Consider now the minimum wage discussions in this country. Seattle’s “highest in the country” minimum wage of $15 hour won’t go fully into effect until 2021, at which point its value compared to inflation is open to question. If it went into effect today, it would be worth $30,000, which is about 130% of poverty level for a family of 4.

According to the MIT living wage calculator, the living wage for a family of four (2 adults working 2080 hours a year, not 2000) is $19.76 an hour for Portland. In Riddle or Baker County it is closer to $18 an hour. Why didn’t I skip the whole first part of this discussion and just bust out the living wage calculator? Because the raw conclusion as a whole isn’t sinking in anywhere.

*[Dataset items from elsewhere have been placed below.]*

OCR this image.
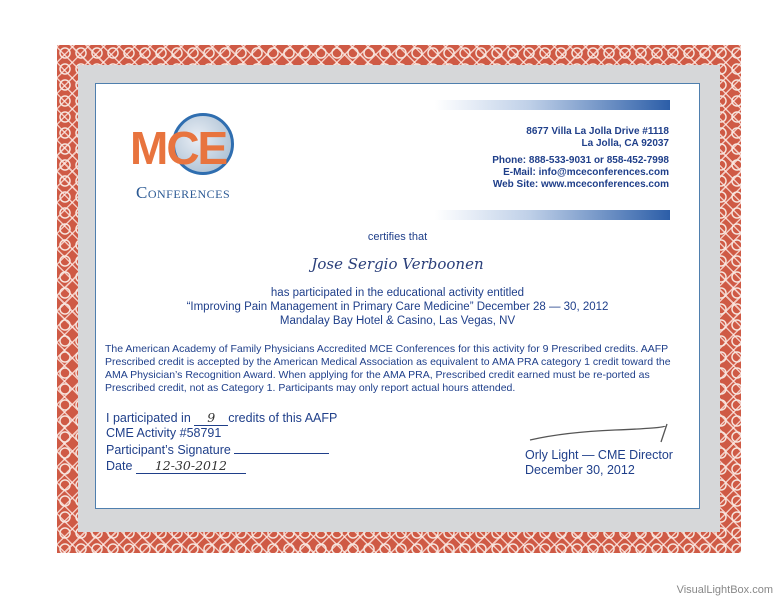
MCE
Conferences
8677 Villa La Jolla Drive #1118
La Jolla, CA 92037
Phone: 888-533-9031 or 858-452-7998
E-Mail: info@mceconferences.com
Web Site: www.mceconferences.com
certifies that
Jose Sergio Verboonen
has participated in the educational activity entitled
“Improving Pain Management in Primary Care Medicine” December 28 — 30, 2012
Mandalay Bay Hotel & Casino, Las Vegas, NV
The American Academy of Family Physicians Accredited MCE Conferences for this activity for 9 Prescribed credits. AAFP Prescribed credit is accepted by the American Medical Association as equivalent to AMA PRA category 1 credit toward the AMA Physician’s Recognition Award. When applying for the AMA PRA, Prescribed credit earned must be re-ported as Prescribed credit, not as Category 1. Participants may only report actual hours attended.
I participated in 9 credits of this AAFP
CME Activity #58791
Participant’s Signature
Date 12-30-2012
Orly Light — CME Director
December 30, 2012
VisualLightBox.com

The reality and the vision of America as a middle-class country are eroding, but worse than that, we have no plan or policy to just keep people from starving. If we are patting ourselves on the back for raising the wage to $15 an hour in an expensive urban area (that's if it survives court challenge), we apparently don’t even have the frame of reference to detect the problem. Americans are becoming poorer, hungrier and sicker (and less educated). We can figure out how to solve the problem (assuming we can do math), but if we don’t, we will all pay the price.